Einer der ersten Mitstreiter war Lothar Grafe, der sich heute maßgeblich um die Organisation der Dienste kümmert. „Mathias hat mich gefragt, ob ich mitmachen möchte, und ich war sofort dabei“, erzählt er. Auch, weil er selbst schon einmal obdachlos war und die Ängste und Nöte der Betroffenen gut nachvollziehen kann. „Man ist ein totaler Außenseiter, wird übersehen, gemieden und diskriminiert“, schildert Lothar Grafe. „Wer schon am Boden ist, wird mit Sprüchen wie ‚Geh doch einfach arbeiten‘ oder ‚Du Penner‘ noch zusätzlich kleingemacht.“ Dabei könne jeder ganz schnell in diese Lage geraten – eine Scheidung, ein Jobverlust, Schulden aus einem Hauskauf. „Und schon sitzt man auf der Straße“, sagt Grafe.

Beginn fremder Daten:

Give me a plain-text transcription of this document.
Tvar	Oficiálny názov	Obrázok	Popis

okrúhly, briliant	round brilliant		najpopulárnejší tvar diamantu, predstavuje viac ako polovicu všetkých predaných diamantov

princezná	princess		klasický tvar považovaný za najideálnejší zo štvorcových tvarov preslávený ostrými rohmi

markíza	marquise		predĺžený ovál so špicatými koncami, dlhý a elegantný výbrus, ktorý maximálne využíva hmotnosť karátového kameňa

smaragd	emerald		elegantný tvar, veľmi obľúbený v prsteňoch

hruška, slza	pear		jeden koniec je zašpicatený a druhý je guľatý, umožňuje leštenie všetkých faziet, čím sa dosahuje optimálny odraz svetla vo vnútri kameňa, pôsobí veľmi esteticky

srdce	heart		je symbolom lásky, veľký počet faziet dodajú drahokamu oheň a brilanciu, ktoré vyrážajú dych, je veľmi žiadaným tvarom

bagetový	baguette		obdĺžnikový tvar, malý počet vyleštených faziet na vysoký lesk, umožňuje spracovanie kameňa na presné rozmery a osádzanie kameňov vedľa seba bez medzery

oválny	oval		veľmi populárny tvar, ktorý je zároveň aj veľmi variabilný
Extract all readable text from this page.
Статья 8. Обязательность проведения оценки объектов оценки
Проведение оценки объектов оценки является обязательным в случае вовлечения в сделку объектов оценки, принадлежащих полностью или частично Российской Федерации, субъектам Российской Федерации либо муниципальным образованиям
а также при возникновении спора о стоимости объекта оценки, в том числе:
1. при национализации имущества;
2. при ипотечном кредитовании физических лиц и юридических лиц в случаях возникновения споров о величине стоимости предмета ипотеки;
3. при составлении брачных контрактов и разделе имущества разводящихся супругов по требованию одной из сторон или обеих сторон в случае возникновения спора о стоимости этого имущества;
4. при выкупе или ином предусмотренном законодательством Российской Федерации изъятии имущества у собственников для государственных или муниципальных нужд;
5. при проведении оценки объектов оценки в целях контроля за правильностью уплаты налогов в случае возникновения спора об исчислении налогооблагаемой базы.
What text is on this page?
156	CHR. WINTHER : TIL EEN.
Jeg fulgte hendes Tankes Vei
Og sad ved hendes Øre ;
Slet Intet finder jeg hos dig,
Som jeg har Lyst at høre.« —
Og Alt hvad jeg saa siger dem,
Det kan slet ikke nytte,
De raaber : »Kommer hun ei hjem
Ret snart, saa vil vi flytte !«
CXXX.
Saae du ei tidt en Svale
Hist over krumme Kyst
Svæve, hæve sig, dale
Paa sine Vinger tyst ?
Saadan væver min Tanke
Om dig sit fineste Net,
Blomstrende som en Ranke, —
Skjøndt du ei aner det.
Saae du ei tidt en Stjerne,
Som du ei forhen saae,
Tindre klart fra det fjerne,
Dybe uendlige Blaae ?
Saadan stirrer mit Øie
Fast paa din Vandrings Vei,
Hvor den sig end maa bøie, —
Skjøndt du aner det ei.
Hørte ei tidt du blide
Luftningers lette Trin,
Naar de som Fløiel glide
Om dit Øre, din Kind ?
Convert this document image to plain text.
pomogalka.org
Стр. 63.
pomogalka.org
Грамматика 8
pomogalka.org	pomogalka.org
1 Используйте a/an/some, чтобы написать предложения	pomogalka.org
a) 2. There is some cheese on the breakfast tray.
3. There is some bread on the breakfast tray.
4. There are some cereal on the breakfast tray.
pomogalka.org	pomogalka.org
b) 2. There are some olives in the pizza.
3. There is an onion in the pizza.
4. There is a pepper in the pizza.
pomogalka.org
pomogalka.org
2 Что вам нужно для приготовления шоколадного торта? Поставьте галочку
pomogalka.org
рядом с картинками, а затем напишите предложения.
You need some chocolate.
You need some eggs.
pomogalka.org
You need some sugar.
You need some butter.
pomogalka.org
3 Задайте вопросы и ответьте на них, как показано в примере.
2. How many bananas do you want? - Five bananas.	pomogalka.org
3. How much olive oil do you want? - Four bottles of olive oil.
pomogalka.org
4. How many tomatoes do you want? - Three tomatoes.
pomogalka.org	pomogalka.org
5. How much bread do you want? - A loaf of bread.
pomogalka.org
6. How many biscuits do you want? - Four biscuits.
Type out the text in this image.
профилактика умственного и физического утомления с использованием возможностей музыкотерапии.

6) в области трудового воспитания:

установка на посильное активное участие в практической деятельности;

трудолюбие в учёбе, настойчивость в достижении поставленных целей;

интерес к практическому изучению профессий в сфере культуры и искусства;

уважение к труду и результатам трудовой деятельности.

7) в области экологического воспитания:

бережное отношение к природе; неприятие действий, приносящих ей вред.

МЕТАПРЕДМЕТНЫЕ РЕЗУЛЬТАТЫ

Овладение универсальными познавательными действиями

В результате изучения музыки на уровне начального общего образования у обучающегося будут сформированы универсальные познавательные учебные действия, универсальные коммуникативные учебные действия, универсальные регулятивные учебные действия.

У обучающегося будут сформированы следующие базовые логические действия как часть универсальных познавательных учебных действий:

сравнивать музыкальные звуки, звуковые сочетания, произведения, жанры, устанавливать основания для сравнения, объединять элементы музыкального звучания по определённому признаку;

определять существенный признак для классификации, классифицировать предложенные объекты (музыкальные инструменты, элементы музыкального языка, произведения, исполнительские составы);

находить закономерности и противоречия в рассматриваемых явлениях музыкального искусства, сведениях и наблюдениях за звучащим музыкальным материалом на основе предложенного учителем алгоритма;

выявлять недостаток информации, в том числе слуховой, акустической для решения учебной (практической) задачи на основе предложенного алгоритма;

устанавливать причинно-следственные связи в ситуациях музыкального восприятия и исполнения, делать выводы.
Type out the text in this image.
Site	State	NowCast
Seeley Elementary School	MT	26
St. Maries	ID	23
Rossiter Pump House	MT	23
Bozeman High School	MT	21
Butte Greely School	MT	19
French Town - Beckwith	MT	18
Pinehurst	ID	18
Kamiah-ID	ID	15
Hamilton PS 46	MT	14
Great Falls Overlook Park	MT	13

Mathias Sochocki (links) und Lothar Grafe

Dass materielle Hilfe für viele „Freunde vom Straßenrand“ von Mathias Sochocki, Lothar Grafe und ihren Mitstreitern nicht das Wichtigste ist, wird vor diesem Hintergrund verständlich. Persönliche Ansprache, Respekt und Gemeinschaft haben eine mindestens ebenso große Bedeutung. Und dann ist da noch die geistliche Unterstützung, die die Heilsarmee bietet. „Viele Leute wissen, dass wir Christen sind und bitten uns, für sie oder mit ihnen zu beten“, sagt Mathias Sochocki. Daraus können sich weiterführende Gespräche über Gott und den Glauben ergeben; einige Menschen haben dadurch bereits den Weg in die Heilsarmee-Gemeinde gefunden und nehmen an den Gottesdiensten teil. Als sichtbares Zeichen des Glaubens hat Mathias Sochocki immer ein paar kleine, ganz einfache Holzkreuze dabei. „Die Idee mit dem Kreuz stammt von einem Inhaftierten aus der Bibelgruppe in der JVA Osnabrück“, erzählt er. „Durch das feste Drücken des Kreuzes in der Hand spürt man ‚symbolisch‘ die Nähe Jesu, die Trost und Zuversicht spenden kann. Diese Erfahrung von ‚Ich bin nicht allein‘ können wohnungs- und obdachlose Frauen und Männer, die sehr oft allein sind, gut gebrauchen.“

Die Arbeit zeigt Wirkung

Mit ihrer besonderen Mischung aus spiritueller und materieller Unterstützung fügt sich die Heilsarmee nicht nur perfekt in das Netzwerk der Obdachlosen-Hilfe in Osnabrück ein. Die Arbeit der Ehrenamtlichen rund um Mathias Sochocki zeigt auch ganz konkrete Wirkung: Mit ihrer Hilfe finden Menschen zum Glauben und aus der Obdachlosigkeit hinaus. Zum Beispiel Frank*, der nach zehn Jahren auf der Straße wieder eine Wohnung fand. Oder Heinz*, der mit 65 zum ersten Mal überhaupt ein eigenes Dach über dem Kopf hat. „Wenn so etwas passiert, sind die Freude und die Dankbarkeit natürlich riesengroß“, sagt Mathias Sochocki. „Und auch die Erkenntnis, dass wir nicht nur die Gebenden, sondern auch und vor allem die Empfänger von Gottes Güte sind.“

*Auf Wunsch der Genannten verzichten wir auf den Nachnamen.